Build your Brand Instead of Selling
The most successful networkers focus on what they can give, and not on what they can take. This makes sense when you remember that networking is not about selling, but about building your brand. The more that you help people by giving practical advice, providing a valuable contact, or by just listening to problems, the more likely it is that the other person will remember your name. People will come to trust you, and by extension your business, and to recognise you as a valued adviser.
Of course, you want to talk about your own business–that is what the elevator pitch is for–but make sure you spend just as much time listening to the people you meet. Ask them questions, and show an interest. You don’t have to confine yourself to business matters; your new acquaintances will react with delight if you remember and ask after their family members the next time you meet.

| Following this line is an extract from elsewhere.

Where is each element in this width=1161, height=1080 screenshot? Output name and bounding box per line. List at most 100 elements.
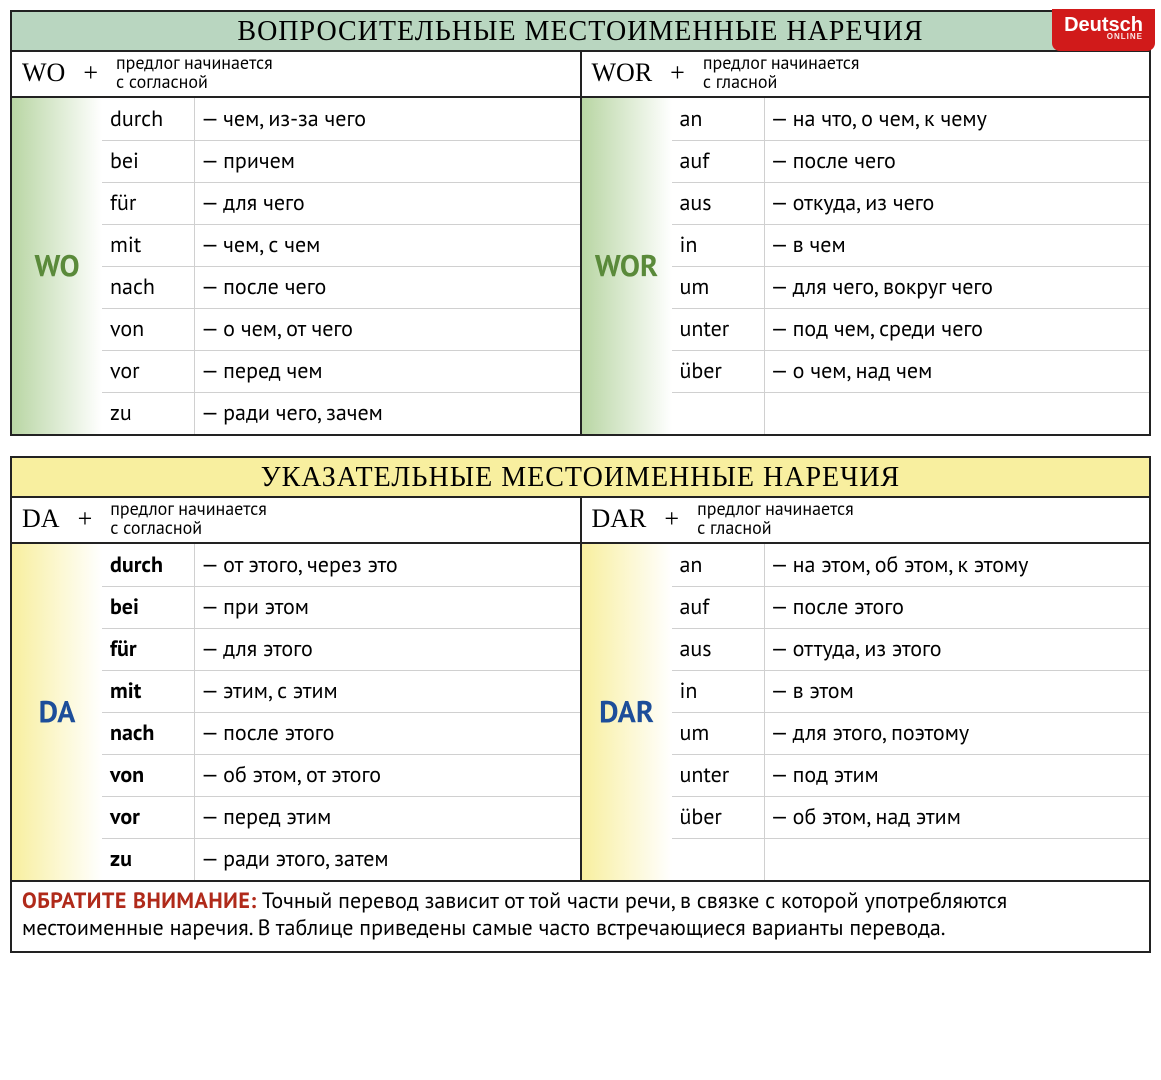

Business Rule: Follow Up With New Contacts
It is surprising how many people forget the final rule of networking: Follow Up! As soon as you get home, organise those business cards you’ve picked up (in a card file, or on a spreadsheet, whatever works for you), making a few notes about each person. Decide which ones you would like to get to know better and phone them to suggest another meeting, or email with a snippet of information you think might interest them.
Finally-I cannot stress this enough–if you have promised to do something, make sure you do it. Networking is a great way of building your reputation and making your brand more visible; don’t let broken promises undo the good work.
Business Networking: Critical to Success
Although you may think that the small businesses that quickly prosper are benefiting from Lady Luck – the reality is that most business owners make their own luck. Whether you’re networking in a formal setting or with people you happen to meet at the grocery store; get the word out, promote your brand, present a positive image, and follow up afterwards. You’ll reap the rewards for months and years to come.